Die Hmong, ein indigenes Volk Ostasiens, hauptsächlich beheimatet in den Bergwäldern Südostasiens, Laos, Vietnams und Thailands, werden nach Laos abgschoben. Die Thailändische Regierung sieht in ihnen wirtschaftliche Flüchtlinge, nach anderslautenden Meinungen des Flüchtlings-Hochkommissariat der Vereinten Nationen (UNHCR) seien sie aber politische Flüchtlinge, denen im autokratisch regiertem Laos der Prozess gemacht werden könnte.
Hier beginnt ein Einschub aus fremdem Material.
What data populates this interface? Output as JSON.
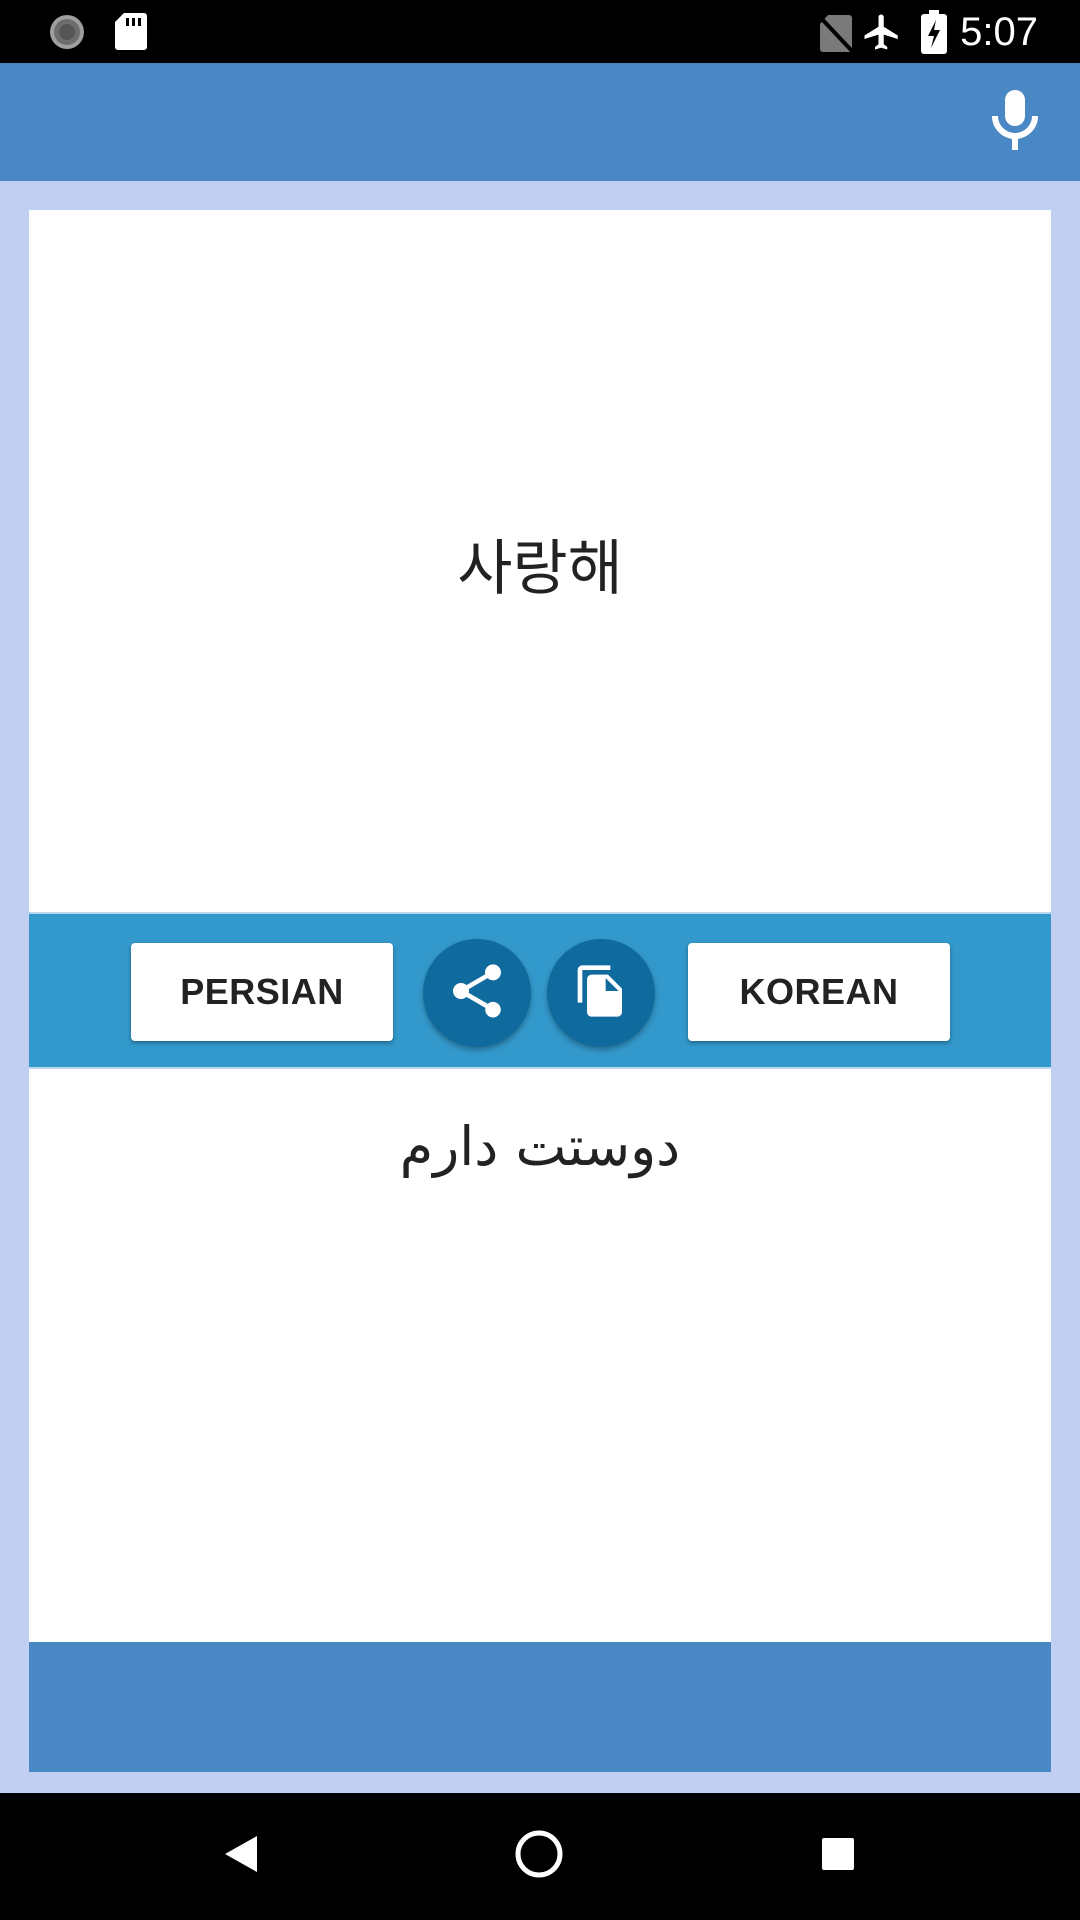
{
  "status_bar": {
    "time": "5:07",
    "icons": [
      "loading-spinner-icon",
      "sd-card-icon",
      "no-sim-icon",
      "airplane-mode-icon",
      "battery-charging-icon"
    ]
  },
  "app_bar": {
    "mic_icon": "mic-icon"
  },
  "translation": {
    "source_text": "사랑해",
    "target_text": "دوستت دارم"
  },
  "controls": {
    "source_language": "PERSIAN",
    "target_language": "KOREAN",
    "share_icon": "share-icon",
    "copy_icon": "copy-icon"
  },
  "navigation": {
    "back": "back-icon",
    "home": "home-icon",
    "recents": "recents-icon"
  },
  "colors": {
    "app_bar": "#4a87c5",
    "background": "#c1cff3",
    "control_bar": "#3399cc",
    "round_button": "#0f6a9d"
  }
}
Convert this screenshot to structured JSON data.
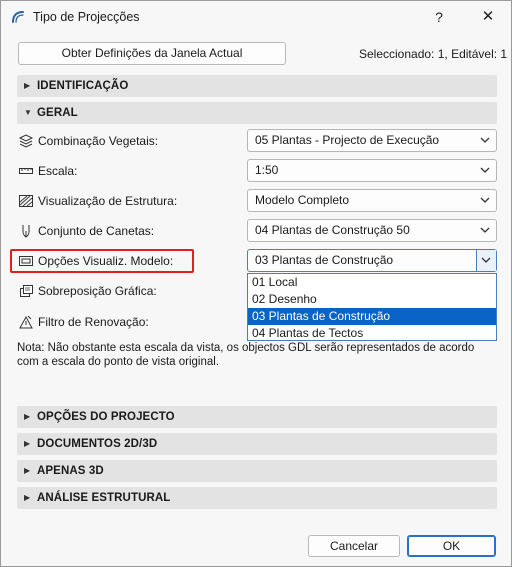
{
  "window": {
    "title": "Tipo de Projecções",
    "help_label": "?",
    "close_label": "✕"
  },
  "toolbar": {
    "get_settings_label": "Obter Definições da Janela Actual",
    "selection_status": "Seleccionado: 1, Editável: 1"
  },
  "panels": {
    "identificacao": "IDENTIFICAÇÃO",
    "geral": "GERAL",
    "opcoes_projecto": "OPÇÕES DO PROJECTO",
    "documentos": "DOCUMENTOS 2D/3D",
    "apenas_3d": "APENAS 3D",
    "analise": "ANÁLISE ESTRUTURAL"
  },
  "rows": [
    {
      "label": "Combinação Vegetais:",
      "value": "05 Plantas - Projecto de Execução",
      "icon": "layer-combination-icon"
    },
    {
      "label": "Escala:",
      "value": "1:50",
      "icon": "scale-ruler-icon"
    },
    {
      "label": "Visualização de Estrutura:",
      "value": "Modelo Completo",
      "icon": "structure-display-icon"
    },
    {
      "label": "Conjunto de Canetas:",
      "value": "04 Plantas de Construção 50",
      "icon": "pen-set-icon"
    },
    {
      "label": "Opções Visualiz. Modelo:",
      "value": "03 Plantas de Construção",
      "icon": "model-view-options-icon"
    },
    {
      "label": "Sobreposição Gráfica:",
      "icon": "graphic-override-icon"
    },
    {
      "label": "Filtro de Renovação:",
      "icon": "renovation-filter-icon"
    }
  ],
  "dropdown_options": [
    "01 Local",
    "02 Desenho",
    "03 Plantas de Construção",
    "04 Plantas de Tectos"
  ],
  "note": "Nota: Não obstante esta escala da vista, os objectos GDL serão representados de acordo com a escala do ponto de vista original.",
  "footer": {
    "cancel_label": "Cancelar",
    "ok_label": "OK"
  },
  "colors": {
    "highlight_border": "#e01f1f",
    "selected_item": "#0a64c8",
    "panel_header": "#e3e3e3"
  }
}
Den Hmong wird nachgesagt, sie hätten mit den US-Militärs im Indochinakrieg kooperiert. Viele Hmong sind von den US-Militärs zu Soldaten ausgebildet worden und für den Kampf gegen Pathet Laos, einer kommunistischen Widerstandbewegung, eingesetzt worden. Nicht nur die Amerikaner nutzen das Bergvolk, das sich im Terrain gegen den Feind bewährte, auch die Franzosen zwangen die Hmong und rekrutieren Söldnertruppen aus ihnen.

Die Laotische Regierung beteuerte zu dieser Rückführung, dass sie die Hmong fair behandeln wollen.